A small fish is dropped by a pelican that is

rising steadily at 0.60 m/s.
After 2.8 s, what is the velocity of the fish?
The acceleration of gravity is 9.81 m/s2.

How far below the pelican is the fish after the
2.8 s?

Your solution is missing the additional distance that the pelican traveled in the 2.8 s.

To calculate the velocity of the fish after 2.8 s, we need to consider the initial velocity and the acceleration due to gravity.

Given:
Initial velocity of the fish = 0 m/s (since it was dropped)
Acceleration due to gravity = 9.81 m/s^2 (downward)

To calculate the final velocity of the fish, we can use the equation:
v = u + at

Where:
v = final velocity
u = initial velocity
a = acceleration
t = time taken

Substituting the values into the equation, we have:
v = 0 + (9.81)(2.8)

Calculating the value, we get:
v = 0 + 27.498
v ≈ 27.5 m/s

Therefore, the velocity of the fish after 2.8 s is approximately 27.5 m/s.

Now let's calculate the distance below the pelican the fish is after 2.8 s using the formula for distance traveled under constant acceleration:

s = ut + 0.5at^2

Given:
u = 0 m/s (initial velocity)
a = 9.81 m/s^2 (acceleration due to gravity)
t = 2.8 s (time taken)

Substituting the values into the formula, we have:
s = 0 + 0.5(9.81)(2.8^2)

Calculating the value, we get:
s ≈ 37.15 m

Therefore, the fish is approximately 37.15 meters below the pelican after 2.8 s.

To find the velocity of the fish after 2.8 seconds, we can use the equation of motion:

vf = vi + at

where:
vf = final velocity
vi = initial velocity
a = acceleration
t = time

In this case, the pelican is rising steadily at a velocity of 0.60 m/s, so the initial velocity (vi) of the fish is 0.60 m/s. The acceleration (a) is the acceleration due to gravity, which is 9.81 m/s². The time (t) is given as 2.8 seconds.

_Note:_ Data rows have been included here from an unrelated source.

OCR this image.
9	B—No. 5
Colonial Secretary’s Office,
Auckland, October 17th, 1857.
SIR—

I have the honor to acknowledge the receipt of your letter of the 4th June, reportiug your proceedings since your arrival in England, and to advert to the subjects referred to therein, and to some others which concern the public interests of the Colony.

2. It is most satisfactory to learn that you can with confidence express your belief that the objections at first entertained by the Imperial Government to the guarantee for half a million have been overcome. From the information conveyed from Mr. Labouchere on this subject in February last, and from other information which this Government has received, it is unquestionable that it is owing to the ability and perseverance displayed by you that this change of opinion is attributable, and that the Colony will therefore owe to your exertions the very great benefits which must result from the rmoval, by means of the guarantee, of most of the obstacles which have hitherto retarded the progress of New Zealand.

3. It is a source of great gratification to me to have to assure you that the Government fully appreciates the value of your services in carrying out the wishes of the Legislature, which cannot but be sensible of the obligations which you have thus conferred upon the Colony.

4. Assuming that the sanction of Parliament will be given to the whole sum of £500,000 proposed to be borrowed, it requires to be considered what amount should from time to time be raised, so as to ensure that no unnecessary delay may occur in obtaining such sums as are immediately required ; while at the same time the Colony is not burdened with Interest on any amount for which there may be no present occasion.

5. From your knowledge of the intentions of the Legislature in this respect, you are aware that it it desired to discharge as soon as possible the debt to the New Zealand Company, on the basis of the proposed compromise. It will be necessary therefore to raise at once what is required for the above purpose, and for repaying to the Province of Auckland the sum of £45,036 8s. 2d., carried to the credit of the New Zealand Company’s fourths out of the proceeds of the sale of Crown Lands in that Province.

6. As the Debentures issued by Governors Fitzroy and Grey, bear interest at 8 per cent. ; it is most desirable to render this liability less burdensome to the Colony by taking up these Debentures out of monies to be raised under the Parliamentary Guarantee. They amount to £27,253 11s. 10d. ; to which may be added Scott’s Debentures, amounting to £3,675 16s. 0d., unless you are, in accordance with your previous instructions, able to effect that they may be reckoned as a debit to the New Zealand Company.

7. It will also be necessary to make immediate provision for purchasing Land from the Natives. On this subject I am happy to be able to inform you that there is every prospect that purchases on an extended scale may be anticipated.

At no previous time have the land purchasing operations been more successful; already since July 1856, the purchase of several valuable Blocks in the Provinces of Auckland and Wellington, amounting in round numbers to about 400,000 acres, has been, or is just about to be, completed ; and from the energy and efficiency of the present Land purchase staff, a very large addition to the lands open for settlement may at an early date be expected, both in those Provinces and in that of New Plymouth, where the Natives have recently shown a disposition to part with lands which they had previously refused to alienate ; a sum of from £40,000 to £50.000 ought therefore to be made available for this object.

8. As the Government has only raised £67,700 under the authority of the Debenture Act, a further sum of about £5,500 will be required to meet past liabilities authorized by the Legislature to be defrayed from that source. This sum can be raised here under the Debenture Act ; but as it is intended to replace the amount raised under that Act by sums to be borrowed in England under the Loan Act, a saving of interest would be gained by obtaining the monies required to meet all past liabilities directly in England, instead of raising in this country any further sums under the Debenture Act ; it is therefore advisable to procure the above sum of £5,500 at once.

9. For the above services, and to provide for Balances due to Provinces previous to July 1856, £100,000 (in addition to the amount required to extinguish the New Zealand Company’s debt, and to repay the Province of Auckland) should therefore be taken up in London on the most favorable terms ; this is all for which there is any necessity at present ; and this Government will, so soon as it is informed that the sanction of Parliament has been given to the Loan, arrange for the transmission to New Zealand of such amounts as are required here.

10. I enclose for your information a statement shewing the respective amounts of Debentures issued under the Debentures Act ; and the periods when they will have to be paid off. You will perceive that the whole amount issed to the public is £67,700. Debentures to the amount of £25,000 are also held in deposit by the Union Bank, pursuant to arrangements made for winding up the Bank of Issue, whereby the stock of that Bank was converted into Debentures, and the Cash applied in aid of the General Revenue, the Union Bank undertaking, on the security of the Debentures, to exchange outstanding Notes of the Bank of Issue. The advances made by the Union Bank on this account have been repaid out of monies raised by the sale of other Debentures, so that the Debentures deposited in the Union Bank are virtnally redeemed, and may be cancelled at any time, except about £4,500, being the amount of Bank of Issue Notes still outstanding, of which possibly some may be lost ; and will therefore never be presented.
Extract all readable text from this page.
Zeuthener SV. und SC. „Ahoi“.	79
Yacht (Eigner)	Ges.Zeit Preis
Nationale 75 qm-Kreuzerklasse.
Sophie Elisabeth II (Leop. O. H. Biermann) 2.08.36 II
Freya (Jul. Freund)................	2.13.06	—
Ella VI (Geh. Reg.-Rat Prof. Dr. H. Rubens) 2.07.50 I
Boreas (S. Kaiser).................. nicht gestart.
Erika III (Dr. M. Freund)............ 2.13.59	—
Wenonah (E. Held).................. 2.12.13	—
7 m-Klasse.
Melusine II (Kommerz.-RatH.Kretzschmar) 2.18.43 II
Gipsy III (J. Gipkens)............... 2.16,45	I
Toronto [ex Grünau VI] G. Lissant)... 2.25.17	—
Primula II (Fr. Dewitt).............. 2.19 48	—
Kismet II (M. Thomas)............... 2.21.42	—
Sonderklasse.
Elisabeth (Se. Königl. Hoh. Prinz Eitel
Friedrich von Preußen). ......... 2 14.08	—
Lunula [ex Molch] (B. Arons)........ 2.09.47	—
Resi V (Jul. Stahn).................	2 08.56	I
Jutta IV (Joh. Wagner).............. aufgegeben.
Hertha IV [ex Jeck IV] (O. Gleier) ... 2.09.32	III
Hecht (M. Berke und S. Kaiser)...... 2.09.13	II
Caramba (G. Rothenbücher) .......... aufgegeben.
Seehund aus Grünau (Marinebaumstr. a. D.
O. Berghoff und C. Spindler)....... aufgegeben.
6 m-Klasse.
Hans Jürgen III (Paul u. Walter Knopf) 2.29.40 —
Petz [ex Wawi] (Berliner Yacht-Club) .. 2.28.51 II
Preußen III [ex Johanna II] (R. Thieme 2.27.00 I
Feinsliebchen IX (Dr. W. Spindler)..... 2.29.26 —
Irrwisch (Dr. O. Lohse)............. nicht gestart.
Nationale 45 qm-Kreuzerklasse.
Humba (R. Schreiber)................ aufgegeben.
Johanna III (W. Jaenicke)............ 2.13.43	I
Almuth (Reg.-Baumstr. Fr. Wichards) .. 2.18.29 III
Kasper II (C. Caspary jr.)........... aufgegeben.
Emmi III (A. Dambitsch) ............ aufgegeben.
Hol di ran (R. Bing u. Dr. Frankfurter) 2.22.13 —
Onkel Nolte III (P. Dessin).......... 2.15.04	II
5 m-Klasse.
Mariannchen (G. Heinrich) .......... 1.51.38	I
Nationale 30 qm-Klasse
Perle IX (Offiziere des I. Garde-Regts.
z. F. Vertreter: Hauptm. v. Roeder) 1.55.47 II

Plugging in the values into the equation, we get:

vf = 0.60 m/s + (9.81 m/s²)(2.8 s)
vf = 0.60 m/s + 27.42 m/s
vf = 27.42 m/s

Therefore, the velocity of the fish after 2.8 seconds is 27.42 m/s.

To find the distance below the pelican that the fish is after 2.8 seconds, we can use another equation:

d = vi*t + (1/2)at²

where:
d = distance
vi = initial velocity
t = time
a = acceleration

Since the fish is dropped, its initial velocity (vi) is 0 m/s. The acceleration (a) is still the acceleration due to gravity, which is 9.81 m/s². The time (t) is given as 2.8 seconds.

Plugging in the values into the equation, we get:

d = (0 m/s)(2.8 s) + (1/2)(9.81 m/s²)(2.8 s)²
d = 0 m + (1/2)(9.81 m/s²)(7.84 s²)
d = 0 m + (1/2)(77.1224 m)
d = 0 m + 38.5612 m
d = 38.5612 m

Therefore, the fish is 38.5612 meters below the pelican after 2.8 seconds.

V=Vo + g*t = -0.60 + 9.81*2.8=26.87 m/s

d = Vo*t + 0.5g*t^2
d = -0.60*2.8 + 4.9*2.8^2 = 36.74 m below the pelican.